No one invited him to join them. Not surprising, since last year a smuggler from this area named John Black had been transported based on the tales told by loose lips.

“May I?” He pulled a free chair from a table where two men sat and dragged it closer to the hearth, dead on this summer’s afternoon. From this vantage point, he could watch the room and the doors, and dip into the conversations bubbling around him. Carvelle was not here, at least, not in this room.

The two men whose chair he’d lifted whispered. One, a sandy-haired fellow, was already drunk. From the yellow tone of his skin, he’d been drunk since last night, or last week, or maybe even last month. The brown-haired friend made shushing noises.

His skin prickled. He recognized that shushing.

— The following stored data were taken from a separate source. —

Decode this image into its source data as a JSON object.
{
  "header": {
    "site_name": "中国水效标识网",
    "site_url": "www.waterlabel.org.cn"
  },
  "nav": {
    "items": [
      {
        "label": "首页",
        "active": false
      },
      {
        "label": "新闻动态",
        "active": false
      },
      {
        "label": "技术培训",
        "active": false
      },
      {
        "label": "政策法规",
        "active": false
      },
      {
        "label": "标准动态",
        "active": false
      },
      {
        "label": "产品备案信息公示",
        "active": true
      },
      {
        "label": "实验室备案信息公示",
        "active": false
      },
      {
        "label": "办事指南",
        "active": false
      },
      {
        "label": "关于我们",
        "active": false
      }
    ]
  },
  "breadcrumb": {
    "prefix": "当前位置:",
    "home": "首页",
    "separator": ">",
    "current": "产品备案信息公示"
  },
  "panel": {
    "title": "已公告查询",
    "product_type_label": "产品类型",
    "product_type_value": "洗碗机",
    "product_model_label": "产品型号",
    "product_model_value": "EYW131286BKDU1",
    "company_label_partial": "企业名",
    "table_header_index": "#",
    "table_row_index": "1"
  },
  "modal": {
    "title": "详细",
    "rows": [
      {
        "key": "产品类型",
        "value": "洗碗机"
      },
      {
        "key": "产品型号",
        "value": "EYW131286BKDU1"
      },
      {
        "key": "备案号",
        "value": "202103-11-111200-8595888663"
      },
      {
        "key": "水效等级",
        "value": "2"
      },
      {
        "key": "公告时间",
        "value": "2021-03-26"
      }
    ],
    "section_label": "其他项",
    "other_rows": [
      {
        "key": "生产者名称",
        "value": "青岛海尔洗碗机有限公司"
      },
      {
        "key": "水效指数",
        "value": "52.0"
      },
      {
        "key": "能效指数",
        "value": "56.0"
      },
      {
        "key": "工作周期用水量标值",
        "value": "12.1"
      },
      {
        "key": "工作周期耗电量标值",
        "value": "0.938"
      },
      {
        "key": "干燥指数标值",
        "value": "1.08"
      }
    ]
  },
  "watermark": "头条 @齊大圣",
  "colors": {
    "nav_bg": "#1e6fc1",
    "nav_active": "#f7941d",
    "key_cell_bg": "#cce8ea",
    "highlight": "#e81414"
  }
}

Fox nodded to them. “No rain today yet,” he said in his best Eton accent. He was playing a bereaved secretary who’d just come into an inheritance.

The sandy-haired one’s eyes widened. “Ye’re the tenant up at Gorse Cottage?”

“I am.”

Hair lifted along his neck, the ripple continuing down between his shoulder blades. For certain this was the ghost-believing Davy and his shushing friend, the men who knew who had killed Lady Shaldon.

Davy opened his mouth to say more, but the tap room door opened again and another man entered. Just like the others, Fox swung his gaze to him.